According to Dolak, preemptive protection from patent holding companies is one reason why a company such as IBM would agree to publish its patents in a transparent manner. "Ironically, big users of the patent system recently have found themselves defendants in litigation by individuals or patent holding companies, and they're spending significant resources defending against patent infringement claims," she said. "In a way, the tables have been turned: some of the big patent procuring companies which are used to doing the suing now are being sued by unknown individuals and small holding companies." If patent applications are made transparent, however, then there is a lower level of uncertainty about what technologies are protected, thereby reducing the risk of an unforeseen patent infringement lawsuit.

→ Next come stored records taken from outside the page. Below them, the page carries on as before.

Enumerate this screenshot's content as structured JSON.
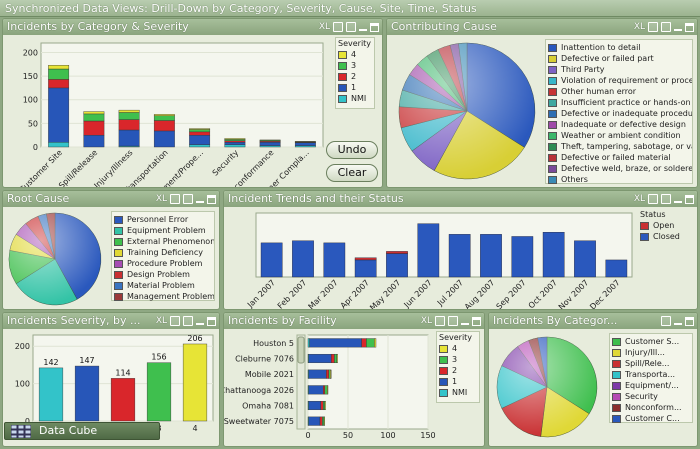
{
  "window": {
    "title": "Synchronized Data Views: Drill-Down by Category, Severity, Cause, Site, Time, Status"
  },
  "controls": {
    "xl": "XL"
  },
  "colors": {
    "sev4": "#e7e436",
    "sev3": "#3fbf4e",
    "sev2": "#d9262b",
    "sev1": "#2756b8",
    "nmi": "#33c3c9"
  },
  "panels": {
    "category": {
      "title": "Incidents by Category & Severity",
      "legend_title": "Severity",
      "legend": [
        "4",
        "3",
        "2",
        "1",
        "NMI"
      ],
      "buttons": {
        "undo": "Undo",
        "clear": "Clear"
      }
    },
    "cause": {
      "title": "Contributing Cause",
      "legend": [
        "Inattention to detail",
        "Defective or failed part",
        "Third Party",
        "Violation of requirement or procedu...",
        "Other human error",
        "Insufficient practice or hands-on e...",
        "Defective or inadequate procedure",
        "Inadequate or defective design",
        "Weather or ambient condition",
        "Theft, tampering, sabotage, or van...",
        "Defective or failed material",
        "Defective weld, braze, or soldered ...",
        "Others"
      ]
    },
    "root": {
      "title": "Root Cause",
      "legend": [
        "Personnel Error",
        "Equipment Problem",
        "External Phenomenon",
        "Training Deficiency",
        "Procedure Problem",
        "Design Problem",
        "Material Problem",
        "Management Problem"
      ]
    },
    "trends": {
      "title": "Incident Trends and their Status",
      "legend_title": "Status",
      "legend": [
        "Open",
        "Closed"
      ]
    },
    "severity": {
      "title": "Incidents Severity, by ..."
    },
    "facility": {
      "title": "Incidents by Facility",
      "legend_title": "Severity",
      "legend": [
        "4",
        "3",
        "2",
        "1",
        "NMI"
      ]
    },
    "bycat": {
      "title": "Incidents By Categor...",
      "legend": [
        "Customer S...",
        "Injury/Ill...",
        "Spill/Rele...",
        "Transporta...",
        "Equipment/...",
        "Security",
        "Nonconform...",
        "Customer C..."
      ]
    }
  },
  "data_cube": {
    "label": "Data Cube"
  },
  "chart_data": [
    {
      "type": "bar",
      "title": "Incidents by Category & Severity",
      "categories": [
        "Customer Site",
        "Spill/Release",
        "Injury/Illness",
        "Transportation",
        "Equipment/Prope...",
        "Security",
        "Nonconformance",
        "Customer Compla..."
      ],
      "series": [
        {
          "name": "NMI",
          "values": [
            10,
            0,
            2,
            0,
            5,
            5,
            3,
            3
          ]
        },
        {
          "name": "1",
          "values": [
            115,
            25,
            34,
            34,
            20,
            5,
            7,
            6
          ]
        },
        {
          "name": "2",
          "values": [
            18,
            30,
            22,
            22,
            7,
            3,
            2,
            1
          ]
        },
        {
          "name": "3",
          "values": [
            22,
            15,
            15,
            10,
            5,
            3,
            2,
            1
          ]
        },
        {
          "name": "4",
          "values": [
            8,
            5,
            5,
            3,
            2,
            2,
            1,
            1
          ]
        }
      ],
      "yticks": [
        0,
        50,
        100,
        150,
        200
      ],
      "ylim": [
        0,
        220
      ]
    },
    {
      "type": "pie",
      "title": "Contributing Cause",
      "labels": [
        "Inattention to detail",
        "Defective or failed part",
        "Third Party",
        "Violation of requirement or procedu...",
        "Other human error",
        "Insufficient practice or hands-on e...",
        "Defective or inadequate procedure",
        "Inadequate or defective design",
        "Weather or ambient condition",
        "Theft, tampering, sabotage, or van...",
        "Defective or failed material",
        "Defective weld, braze, or soldered ...",
        "Others"
      ],
      "values": [
        34,
        24,
        7,
        6,
        5,
        4,
        4,
        3,
        3,
        3,
        3,
        2,
        2
      ],
      "colors": [
        "#2a58bd",
        "#d8cf35",
        "#7d62c4",
        "#37b6c9",
        "#c73335",
        "#3fa8a0",
        "#2f6fb3",
        "#9f4aa8",
        "#3bb66a",
        "#2f8c55",
        "#b8323a",
        "#7a4a9a",
        "#3a8ab5"
      ]
    },
    {
      "type": "pie",
      "title": "Root Cause",
      "labels": [
        "Personnel Error",
        "Equipment Problem",
        "External Phenomenon",
        "Training Deficiency",
        "Procedure Problem",
        "Design Problem",
        "Material Problem",
        "Management Problem"
      ],
      "values": [
        42,
        24,
        12,
        6,
        5,
        5,
        3,
        3
      ],
      "colors": [
        "#2a58bd",
        "#33c3a6",
        "#3fbf4e",
        "#e0d836",
        "#a64db3",
        "#c93032",
        "#3a74c0",
        "#9b3a3a"
      ]
    },
    {
      "type": "bar",
      "title": "Incident Trends and their Status",
      "categories": [
        "Jan 2007",
        "Feb 2007",
        "Mar 2007",
        "Apr 2007",
        "May 2007",
        "Jun 2007",
        "Jul 2007",
        "Aug 2007",
        "Sep 2007",
        "Oct 2007",
        "Nov 2007",
        "Dec 2007"
      ],
      "series": [
        {
          "name": "Closed",
          "values": [
            16,
            17,
            16,
            8,
            11,
            25,
            20,
            20,
            19,
            21,
            17,
            8
          ]
        },
        {
          "name": "Open",
          "values": [
            0,
            0,
            0,
            1,
            1,
            0,
            0,
            0,
            0,
            0,
            0,
            0
          ]
        }
      ],
      "ylim": [
        0,
        30
      ]
    },
    {
      "type": "bar",
      "title": "Incidents Severity, by ...",
      "categories": [
        "NMI",
        "1",
        "2",
        "3",
        "4"
      ],
      "values": [
        142,
        147,
        114,
        156,
        206
      ],
      "colors": [
        "#33c3c9",
        "#2756b8",
        "#d9262b",
        "#3fbf4e",
        "#e7e436"
      ],
      "yticks": [
        0,
        100,
        200
      ],
      "ylim": [
        0,
        230
      ]
    },
    {
      "type": "bar",
      "title": "Incidents by Facility",
      "categories": [
        "Houston 5",
        "Cleburne 7076",
        "Mobile 2021",
        "Chattanooga 2026",
        "Omaha 7081",
        "Sweetwater 7075"
      ],
      "series": [
        {
          "name": "NMI",
          "values": [
            2,
            1,
            1,
            1,
            1,
            1
          ]
        },
        {
          "name": "1",
          "values": [
            65,
            28,
            22,
            18,
            15,
            14
          ]
        },
        {
          "name": "2",
          "values": [
            6,
            4,
            3,
            2,
            3,
            3
          ]
        },
        {
          "name": "3",
          "values": [
            10,
            3,
            2,
            3,
            2,
            2
          ]
        },
        {
          "name": "4",
          "values": [
            2,
            1,
            1,
            1,
            1,
            1
          ]
        }
      ],
      "xticks": [
        0,
        50,
        100,
        150
      ],
      "xlim": [
        0,
        150
      ]
    },
    {
      "type": "pie",
      "title": "Incidents By Categor...",
      "labels": [
        "Customer S...",
        "Injury/Ill...",
        "Spill/Rele...",
        "Transporta...",
        "Equipment/...",
        "Security",
        "Nonconform...",
        "Customer C..."
      ],
      "values": [
        34,
        18,
        16,
        14,
        8,
        4,
        3,
        3
      ],
      "colors": [
        "#3fbf4e",
        "#e0d836",
        "#c93032",
        "#33c3c9",
        "#7d3aa8",
        "#b54ab5",
        "#8c2e2e",
        "#2a58bd"
      ]
    }
  ]
}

The problems with business method patents, on the other hand, have become a widespread issue affecting all patent holders, regardless of size. The business method patent has become the intellectual property protection vehicle of choice in the digital age, especially for fledgling Internet companies. Many have accused the business method patents of protecting the intangible, suppressing innovation (particularly on the Internet), and clogging the PTO pipeline. The volume of business method patent applications has exploded more than tenfold from 584 in 1996 to 6,226 in 2005, according to PTO data (http://www.uspto.gov/web/menu/pbmethod/applicationfiling.htm). In 2005, the issuance rate for business method patents rose sharply to 16.1 percent—its first year of double digit rate increase—from an issuance rate of 4.45 percent in 2004. This explosion in business method patent filings stresses an already overburdened system. A recent Washington Technology article ("Infotech and the law: Patent system faces extreme makeover," Christine McCarthy, http://www.washingtontechnology.com/news/21_19/federal/29411-1.html) noted that the PTO's processing backlog has grown to more than 700,000 applications, up from an estimated 250,000 applications a few years ago. In response, the PTO has issued a call to hire as many as 5,000 new patent examiners over the next 5 years.

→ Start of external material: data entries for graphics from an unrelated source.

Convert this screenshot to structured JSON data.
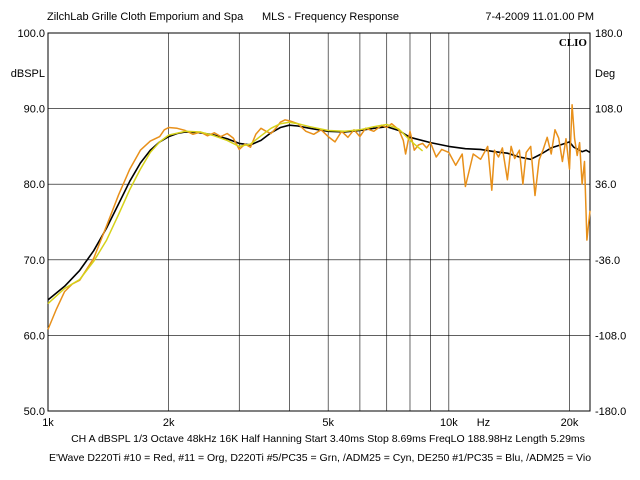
{
  "header": {
    "left": "ZilchLab Grille Cloth Emporium and Spa",
    "center": "MLS - Frequency Response",
    "right": "7-4-2009 11.01.00 PM"
  },
  "footer": {
    "settings": "CH A   dBSPL   1/3 Octave   48kHz   16K   Half Hanning   Start 3.40ms    Stop 8.69ms    FreqLO 188.98Hz   Length 5.29ms",
    "legend": "E'Wave D220Ti #10 = Red, #11 = Org, D220Ti #5/PC35 = Grn, /ADM25 = Cyn, DE250 #1/PC35 = Blu, /ADM25 = Vio"
  },
  "colors": {
    "black": "#000000",
    "orange": "#e8901a",
    "yellow": "#d6d21a",
    "grid": "#000000"
  },
  "chart_data": {
    "type": "line",
    "brand": "CLIO",
    "x_scale": "log",
    "xlim": [
      1000,
      22500
    ],
    "x_ticks": [
      {
        "v": 1000,
        "label": "1k"
      },
      {
        "v": 2000,
        "label": "2k"
      },
      {
        "v": 5000,
        "label": "5k"
      },
      {
        "v": 10000,
        "label": "10k"
      },
      {
        "v": 20000,
        "label": "20k"
      }
    ],
    "x_unit_label": "Hz",
    "x_unit_at": 12200,
    "x_grid": [
      2000,
      3000,
      4000,
      5000,
      6000,
      7000,
      8000,
      9000,
      10000,
      20000
    ],
    "y_left": {
      "unit": "dBSPL",
      "lim": [
        50,
        100
      ],
      "ticks": [
        "50.0",
        "60.0",
        "70.0",
        "80.0",
        "90.0",
        "100.0"
      ]
    },
    "y_right": {
      "unit": "Deg",
      "lim": [
        -180,
        180
      ],
      "ticks": [
        "-180.0",
        "-108.0",
        "-36.0",
        "36.0",
        "108.0",
        "180.0"
      ]
    },
    "series": [
      {
        "color": "#000000",
        "x": [
          1000,
          1100,
          1200,
          1300,
          1400,
          1500,
          1600,
          1700,
          1800,
          1900,
          2000,
          2100,
          2200,
          2400,
          2600,
          2800,
          3000,
          3200,
          3400,
          3600,
          3800,
          4000,
          4200,
          4500,
          5000,
          5500,
          6000,
          6500,
          7000,
          7500,
          8000,
          9000,
          10000,
          11000,
          12000,
          13000,
          14000,
          15000,
          16000,
          17000,
          18000,
          19000,
          20000,
          20500,
          21000,
          21500,
          22000,
          22500
        ],
        "y": [
          64.7,
          66.5,
          68.6,
          71.2,
          74.2,
          77.4,
          80.4,
          82.8,
          84.5,
          85.6,
          86.3,
          86.7,
          86.9,
          86.8,
          86.5,
          86.0,
          85.4,
          85.2,
          85.8,
          86.8,
          87.5,
          87.8,
          87.7,
          87.4,
          87.0,
          86.9,
          87.1,
          87.4,
          87.6,
          87.1,
          86.2,
          85.5,
          85.0,
          84.7,
          84.6,
          84.3,
          84.1,
          83.6,
          83.3,
          84.0,
          84.8,
          85.2,
          85.6,
          84.9,
          84.6,
          84.3,
          84.5,
          84.2
        ]
      },
      {
        "color": "#e8901a",
        "x": [
          1000,
          1050,
          1100,
          1150,
          1200,
          1300,
          1400,
          1500,
          1600,
          1700,
          1800,
          1900,
          1950,
          2000,
          2100,
          2200,
          2300,
          2400,
          2500,
          2600,
          2700,
          2800,
          2900,
          3000,
          3100,
          3200,
          3300,
          3400,
          3500,
          3600,
          3700,
          3800,
          3900,
          4000,
          4200,
          4400,
          4600,
          4800,
          5000,
          5200,
          5400,
          5600,
          5800,
          6000,
          6200,
          6500,
          6800,
          7000,
          7200,
          7500,
          7700,
          7800,
          8000,
          8200,
          8400,
          8600,
          8800,
          9000,
          9300,
          9600,
          10000,
          10400,
          10800,
          11000,
          11500,
          12000,
          12500,
          12800,
          13000,
          13300,
          13600,
          14000,
          14300,
          14600,
          15000,
          15300,
          15600,
          16000,
          16400,
          16800,
          17200,
          17600,
          18000,
          18400,
          18800,
          19200,
          19600,
          20000,
          20300,
          20600,
          20900,
          21200,
          21500,
          21800,
          22100,
          22500
        ],
        "y": [
          60.8,
          63.5,
          65.8,
          66.8,
          67.3,
          70.2,
          74.5,
          78.6,
          82.0,
          84.5,
          85.7,
          86.3,
          87.2,
          87.5,
          87.4,
          87.1,
          86.6,
          86.9,
          86.4,
          86.8,
          86.3,
          86.7,
          86.1,
          84.6,
          85.3,
          84.9,
          86.6,
          87.4,
          87.0,
          86.7,
          87.4,
          88.2,
          88.5,
          88.4,
          88.0,
          87.0,
          86.6,
          87.2,
          86.3,
          85.6,
          87.0,
          86.2,
          87.2,
          86.3,
          87.4,
          87.0,
          87.8,
          87.5,
          88.0,
          87.2,
          85.8,
          84.0,
          87.0,
          84.5,
          85.2,
          85.4,
          84.8,
          85.5,
          83.6,
          84.6,
          84.2,
          82.5,
          84.0,
          79.7,
          84.0,
          83.3,
          85.0,
          79.2,
          84.5,
          83.6,
          84.8,
          80.6,
          85.0,
          83.4,
          84.5,
          80.0,
          84.2,
          85.0,
          78.5,
          83.2,
          84.6,
          86.2,
          84.0,
          87.2,
          86.1,
          83.0,
          86.0,
          82.0,
          90.5,
          86.0,
          83.8,
          85.5,
          80.0,
          83.0,
          72.6,
          76.5
        ]
      },
      {
        "color": "#d6d21a",
        "x": [
          1000,
          1100,
          1200,
          1300,
          1400,
          1500,
          1600,
          1700,
          1800,
          1900,
          2000,
          2200,
          2400,
          2600,
          2800,
          3000,
          3200,
          3400,
          3600,
          3800,
          4000,
          4200,
          4500,
          5000,
          5500,
          6000,
          6500,
          7000,
          7500,
          7800,
          8200,
          8600
        ],
        "y": [
          64.2,
          66.2,
          67.4,
          69.8,
          72.6,
          76.0,
          79.3,
          82.0,
          84.2,
          85.6,
          86.5,
          87.0,
          86.9,
          86.4,
          85.8,
          85.0,
          85.3,
          86.4,
          87.4,
          88.0,
          88.2,
          88.0,
          87.6,
          87.1,
          87.0,
          87.2,
          87.6,
          87.9,
          87.3,
          86.4,
          85.3,
          84.4
        ]
      }
    ]
  }
}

"Hiring large numbers of examiners is one component designed to address the backlog," said Quinn. "The agency has a five-year plan (2007-2012) designed to further address the backlog. These include initiatives that the agency has already proposed, but not yet adopted [including] limiting the number of times that an applicant can request an examiner to again review a rejected application; and asking that the applicant identify no more than 10 claims that best describe the claimed invention. Only these representative claims will be initially examined by the PTO; the rest will be reviewed once the representative claims are found patentable. Today, more than 30 percent of all applications are request[s] for rework, plus 80% of all applications are rejected after the initial review, requiring that examiners spend valuable time reviewing claims that don't meet the requirements of the law."

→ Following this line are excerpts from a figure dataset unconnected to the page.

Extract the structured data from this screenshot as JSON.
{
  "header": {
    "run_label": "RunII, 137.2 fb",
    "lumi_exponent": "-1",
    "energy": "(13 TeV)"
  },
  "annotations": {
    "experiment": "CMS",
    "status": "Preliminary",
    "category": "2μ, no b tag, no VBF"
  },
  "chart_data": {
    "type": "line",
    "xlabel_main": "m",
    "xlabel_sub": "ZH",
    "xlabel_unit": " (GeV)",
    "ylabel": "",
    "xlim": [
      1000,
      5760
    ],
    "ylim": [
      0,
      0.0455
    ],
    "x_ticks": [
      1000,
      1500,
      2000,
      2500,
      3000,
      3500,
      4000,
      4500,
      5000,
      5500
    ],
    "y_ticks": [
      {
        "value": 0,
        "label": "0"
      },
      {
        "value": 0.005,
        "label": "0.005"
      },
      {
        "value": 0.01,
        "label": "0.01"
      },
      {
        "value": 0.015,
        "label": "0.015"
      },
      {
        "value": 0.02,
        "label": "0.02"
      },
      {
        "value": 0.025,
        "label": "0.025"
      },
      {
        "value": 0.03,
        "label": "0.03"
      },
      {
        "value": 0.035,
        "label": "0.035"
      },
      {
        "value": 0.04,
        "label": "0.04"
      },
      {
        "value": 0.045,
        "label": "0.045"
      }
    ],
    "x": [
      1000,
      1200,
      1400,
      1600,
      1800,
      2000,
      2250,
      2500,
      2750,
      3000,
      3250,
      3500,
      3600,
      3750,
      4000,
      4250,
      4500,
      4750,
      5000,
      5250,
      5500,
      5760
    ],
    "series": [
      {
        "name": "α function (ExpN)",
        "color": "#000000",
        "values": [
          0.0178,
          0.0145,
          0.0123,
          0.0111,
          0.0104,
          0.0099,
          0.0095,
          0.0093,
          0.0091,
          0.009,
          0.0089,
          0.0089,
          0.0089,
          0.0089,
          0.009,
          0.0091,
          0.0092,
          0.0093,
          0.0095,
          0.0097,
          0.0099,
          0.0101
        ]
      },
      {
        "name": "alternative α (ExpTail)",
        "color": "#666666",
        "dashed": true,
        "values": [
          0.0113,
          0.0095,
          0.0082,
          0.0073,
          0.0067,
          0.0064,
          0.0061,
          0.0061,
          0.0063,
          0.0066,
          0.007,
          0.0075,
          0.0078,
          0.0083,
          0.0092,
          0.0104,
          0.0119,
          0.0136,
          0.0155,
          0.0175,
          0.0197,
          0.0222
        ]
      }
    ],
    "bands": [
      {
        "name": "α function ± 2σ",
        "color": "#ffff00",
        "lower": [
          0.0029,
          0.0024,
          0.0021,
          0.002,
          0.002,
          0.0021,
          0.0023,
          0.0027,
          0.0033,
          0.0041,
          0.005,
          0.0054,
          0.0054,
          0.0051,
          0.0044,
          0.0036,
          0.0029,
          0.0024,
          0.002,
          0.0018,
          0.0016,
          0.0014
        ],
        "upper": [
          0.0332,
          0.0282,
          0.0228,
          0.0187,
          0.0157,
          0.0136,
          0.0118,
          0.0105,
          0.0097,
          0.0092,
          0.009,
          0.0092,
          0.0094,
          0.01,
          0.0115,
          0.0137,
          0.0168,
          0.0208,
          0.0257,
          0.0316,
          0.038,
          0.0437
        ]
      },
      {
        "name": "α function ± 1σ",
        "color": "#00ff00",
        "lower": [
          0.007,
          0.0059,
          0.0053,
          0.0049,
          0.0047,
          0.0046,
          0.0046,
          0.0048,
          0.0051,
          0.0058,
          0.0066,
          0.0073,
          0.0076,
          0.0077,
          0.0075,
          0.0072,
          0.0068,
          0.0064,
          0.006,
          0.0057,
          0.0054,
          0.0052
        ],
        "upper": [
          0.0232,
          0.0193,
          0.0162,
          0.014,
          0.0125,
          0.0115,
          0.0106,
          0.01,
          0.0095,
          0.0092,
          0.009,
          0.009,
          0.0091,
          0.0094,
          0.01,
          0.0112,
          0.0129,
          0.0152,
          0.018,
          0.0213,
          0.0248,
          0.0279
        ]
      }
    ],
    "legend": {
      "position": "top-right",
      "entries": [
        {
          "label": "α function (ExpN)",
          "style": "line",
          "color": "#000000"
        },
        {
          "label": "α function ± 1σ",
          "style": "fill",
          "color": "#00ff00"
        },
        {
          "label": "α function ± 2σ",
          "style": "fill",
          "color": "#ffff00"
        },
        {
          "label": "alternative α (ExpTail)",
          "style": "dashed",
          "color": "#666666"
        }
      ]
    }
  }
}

Fishkind hopes that IBM can use the bully pulpit afforded it by virtue of its status as America's most prolific corporate patenting organization and affect change in this area as well. "Business method patents can be subject to abuse. That is why IBM is now pledging to reduce the amount of patents it seeks for ‘pure' business methods, and will focus only on those with deep technical underpinnings," he said. "While IBM's business method patents meet current patent requirements, the company is trying to encourage others to shrink this patent category, which are susceptible to abuse by those seeking to patent ‘obvious' processes."